Spoken Interaction Modeling for Automatic Assessment of Collaborative Learning
Collaborative learning is a key skill for student success, but simultaneous monitoring of multiple small groups is untenable for teachers. This study investigates whether automatic audio- based monitoring of interactions can predict collaboration quality. Data consist of hand-labeled 30-second segments from audio recordings of students as they collaborated on solving math problems. Two types of features were explored: speech activity features, which were computed at the group level; and prosodic features (pitch, energy, durational, and voice quality patterns), which were computed at the speaker level. For both feature types, normalized and unnormalized versions were investigated; the latter facilitate real-time processing applications. Results using boosting classifiers, evaluated by F-measure and accuracy, reveal that (1) both speech activity and prosody features predict quality far beyond chance using majority-class approach; (2) speech activity features are the better predictors overall, but class performance using prosody shows potential synergies; and (3) it may not be necessary to session-normalize features by speaker. These novel results have impact for educational settings, where the approach could support teachers in the monitoring of group dynamics, diagnosis of issues, and development of pedagogical intervention plans.

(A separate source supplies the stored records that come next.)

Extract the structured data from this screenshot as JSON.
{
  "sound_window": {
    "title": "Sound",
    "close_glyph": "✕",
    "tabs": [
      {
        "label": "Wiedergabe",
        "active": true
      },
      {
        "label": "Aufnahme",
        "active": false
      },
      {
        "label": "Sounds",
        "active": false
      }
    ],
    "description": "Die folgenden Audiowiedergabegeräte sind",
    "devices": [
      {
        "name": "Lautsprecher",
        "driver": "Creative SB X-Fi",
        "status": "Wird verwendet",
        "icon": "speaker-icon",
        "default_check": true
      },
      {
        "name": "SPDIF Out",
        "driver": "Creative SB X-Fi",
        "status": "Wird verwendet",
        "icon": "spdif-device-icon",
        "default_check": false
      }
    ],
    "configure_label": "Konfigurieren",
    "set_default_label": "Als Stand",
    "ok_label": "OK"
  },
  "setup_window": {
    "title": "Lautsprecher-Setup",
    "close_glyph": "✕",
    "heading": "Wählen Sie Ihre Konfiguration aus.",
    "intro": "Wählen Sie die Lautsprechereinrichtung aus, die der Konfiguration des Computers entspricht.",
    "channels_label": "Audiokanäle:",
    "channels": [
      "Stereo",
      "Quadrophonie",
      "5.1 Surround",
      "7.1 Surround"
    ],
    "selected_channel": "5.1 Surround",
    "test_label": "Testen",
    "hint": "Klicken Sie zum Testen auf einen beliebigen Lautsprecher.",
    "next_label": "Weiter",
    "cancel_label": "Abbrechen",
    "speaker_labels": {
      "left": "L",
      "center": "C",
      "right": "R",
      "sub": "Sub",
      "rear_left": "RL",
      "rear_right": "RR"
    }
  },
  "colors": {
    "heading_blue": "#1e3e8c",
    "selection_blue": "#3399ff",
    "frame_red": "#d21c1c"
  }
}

Prediction of heart rate changes from speech features during interaction with a misbehaving dialog system
Most research on detecting a speaker’s cognitive state when interacting with a dialog system has been based on selfreports, or on hand-coded subjective judgments based on audio or audio-visual observations. This study examines two questions: (1) how do undesirable system responses affect people physiologically, and (2) to what extent can we predict physiological changes from the speech signal alone? To address these questions, we use a new corpus of simultaneous speech and high-quality physiological recordings in the product returns domain (the SRI BioFrustration Corpus). “Triggers” were used to frustrate users at specific times during the interaction to produce emotional responses at similar times during the experiment across participants. For each of eight return tasks per participant, we compared speaker-normalized pre-trigger (cooperative system behavior) regions to posttrigger (uncooperative system behavior) regions. Results using random forest classifiers show that changes in spectral and
temporal features of speech can predict heart rate changes with an accuracy of ~70%. Implications for future research and applications are discussed.